I'm not necessarily convinced that a true democratic political process would esconce Hizbollah in power for a long time (contrary to Pat Buchanan's recent column on the subject), just look at the factionalization of Shia politics in Iraq

all of the existing political powers in Lebanon seem to have a perverse symbiotic relationship amongst one another, definining themselves in opposition to others, instead of as representatives of a positive vision, and it is hard to know what would happen if these relationships were severed

finally, it may sound strange, but Instant Runoff Voting might be a good idea for Lebanon, as it was recently reported that IRV had the tendency in SF politics to mute some of the more confrontational strategies, because candidates wanted to get the votes of lesser ones as they were eliminated

IRV might get the Lebanonese a voice as to which of their opponents was most palatable and draw the outcomes away from the extremes, but this is obviously a pretty speculative idea

--Richard

by Sefarad
Last Update: 19/03/2005 01:55

Seven people injured in Beirut explosion

By The Associated Press



BEIRUT - A car bomb wrecked the front of a building in northern Beirut early Saturday, wounding seven people, police said.

It was not immediately clear what the bomb's target was, but it left a crater two meters deep and shattered windows for several blocks in the city's New Jdeideh neighborhood.

Four fire engines and ambulances rushed to the scene, but there was no fire.

A man rushed up screaming: "Where is my mother?" He was told by soldiers she was with the Red Cross.

A police general at the scene confirmed it was a car bomb.

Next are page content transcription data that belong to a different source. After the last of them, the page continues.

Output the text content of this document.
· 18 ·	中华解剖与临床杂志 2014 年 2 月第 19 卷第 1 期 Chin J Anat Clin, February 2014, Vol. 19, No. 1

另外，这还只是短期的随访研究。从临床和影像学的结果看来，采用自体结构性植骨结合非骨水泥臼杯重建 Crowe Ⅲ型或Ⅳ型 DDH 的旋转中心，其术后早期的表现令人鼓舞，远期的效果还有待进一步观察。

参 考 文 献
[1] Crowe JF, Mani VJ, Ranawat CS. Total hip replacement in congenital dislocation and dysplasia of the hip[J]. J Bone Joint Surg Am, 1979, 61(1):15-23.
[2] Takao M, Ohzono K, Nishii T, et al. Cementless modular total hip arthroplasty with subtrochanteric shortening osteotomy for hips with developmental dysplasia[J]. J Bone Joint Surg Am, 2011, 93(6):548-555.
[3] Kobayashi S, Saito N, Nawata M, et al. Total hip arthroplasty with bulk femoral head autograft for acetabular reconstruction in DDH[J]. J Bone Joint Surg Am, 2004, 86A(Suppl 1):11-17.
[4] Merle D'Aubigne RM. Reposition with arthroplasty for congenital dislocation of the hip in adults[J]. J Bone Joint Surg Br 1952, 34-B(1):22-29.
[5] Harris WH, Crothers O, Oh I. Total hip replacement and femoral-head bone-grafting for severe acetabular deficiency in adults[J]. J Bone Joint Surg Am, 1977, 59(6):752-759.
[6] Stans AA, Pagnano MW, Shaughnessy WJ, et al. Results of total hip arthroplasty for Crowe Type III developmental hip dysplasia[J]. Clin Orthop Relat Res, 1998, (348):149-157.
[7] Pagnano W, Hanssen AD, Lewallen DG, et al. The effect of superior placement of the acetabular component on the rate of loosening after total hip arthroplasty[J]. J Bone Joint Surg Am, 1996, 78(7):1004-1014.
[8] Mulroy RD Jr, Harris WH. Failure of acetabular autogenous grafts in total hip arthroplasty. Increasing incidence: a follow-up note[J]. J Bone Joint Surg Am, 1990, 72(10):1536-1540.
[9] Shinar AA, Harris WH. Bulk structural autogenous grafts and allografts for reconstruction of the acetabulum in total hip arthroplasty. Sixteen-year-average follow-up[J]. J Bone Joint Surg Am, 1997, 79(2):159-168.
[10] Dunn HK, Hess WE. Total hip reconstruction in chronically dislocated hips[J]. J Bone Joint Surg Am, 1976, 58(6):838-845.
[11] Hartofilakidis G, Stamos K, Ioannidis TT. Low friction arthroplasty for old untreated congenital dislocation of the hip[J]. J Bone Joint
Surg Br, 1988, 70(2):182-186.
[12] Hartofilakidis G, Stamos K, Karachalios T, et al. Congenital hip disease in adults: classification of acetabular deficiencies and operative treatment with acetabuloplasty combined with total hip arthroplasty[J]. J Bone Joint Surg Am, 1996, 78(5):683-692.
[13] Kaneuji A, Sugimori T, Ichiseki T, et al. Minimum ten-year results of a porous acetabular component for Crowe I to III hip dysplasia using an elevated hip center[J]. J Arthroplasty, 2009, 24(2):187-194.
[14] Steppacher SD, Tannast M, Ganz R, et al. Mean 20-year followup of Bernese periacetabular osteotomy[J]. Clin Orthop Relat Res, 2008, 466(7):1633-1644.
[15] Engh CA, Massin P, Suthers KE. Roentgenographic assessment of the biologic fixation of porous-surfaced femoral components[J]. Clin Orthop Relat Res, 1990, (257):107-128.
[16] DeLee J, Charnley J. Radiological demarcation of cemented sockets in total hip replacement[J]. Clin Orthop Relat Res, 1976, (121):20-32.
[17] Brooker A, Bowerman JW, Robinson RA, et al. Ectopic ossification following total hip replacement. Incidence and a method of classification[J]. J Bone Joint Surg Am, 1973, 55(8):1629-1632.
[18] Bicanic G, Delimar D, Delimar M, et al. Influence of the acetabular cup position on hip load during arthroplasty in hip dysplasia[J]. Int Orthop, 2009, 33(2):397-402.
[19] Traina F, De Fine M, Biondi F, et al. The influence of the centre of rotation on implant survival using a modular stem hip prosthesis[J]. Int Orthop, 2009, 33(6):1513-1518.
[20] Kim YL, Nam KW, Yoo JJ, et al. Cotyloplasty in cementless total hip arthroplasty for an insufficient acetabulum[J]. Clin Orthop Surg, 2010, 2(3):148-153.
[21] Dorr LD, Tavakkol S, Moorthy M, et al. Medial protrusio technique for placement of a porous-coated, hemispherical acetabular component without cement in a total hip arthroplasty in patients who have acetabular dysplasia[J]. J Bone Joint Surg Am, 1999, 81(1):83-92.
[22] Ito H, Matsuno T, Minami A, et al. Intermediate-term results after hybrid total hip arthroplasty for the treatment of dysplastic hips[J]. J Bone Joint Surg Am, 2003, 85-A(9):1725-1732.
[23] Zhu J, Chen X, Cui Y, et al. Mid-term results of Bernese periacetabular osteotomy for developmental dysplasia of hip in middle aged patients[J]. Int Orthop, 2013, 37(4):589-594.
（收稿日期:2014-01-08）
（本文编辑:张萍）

Witnesses said the car attempted to stop in front of a bingo saloon, but security guards asked its driver to move along. The driver then parked the car a short way down the road. Minutes later it exploded.

The explosion came amid major political turmoil in Lebanon in the wake of the Feb. 14 assassination of former Prime Minister Rafik Hariri, and the subsequent withdrawal of Syrian troops to east Lebanon and Syria.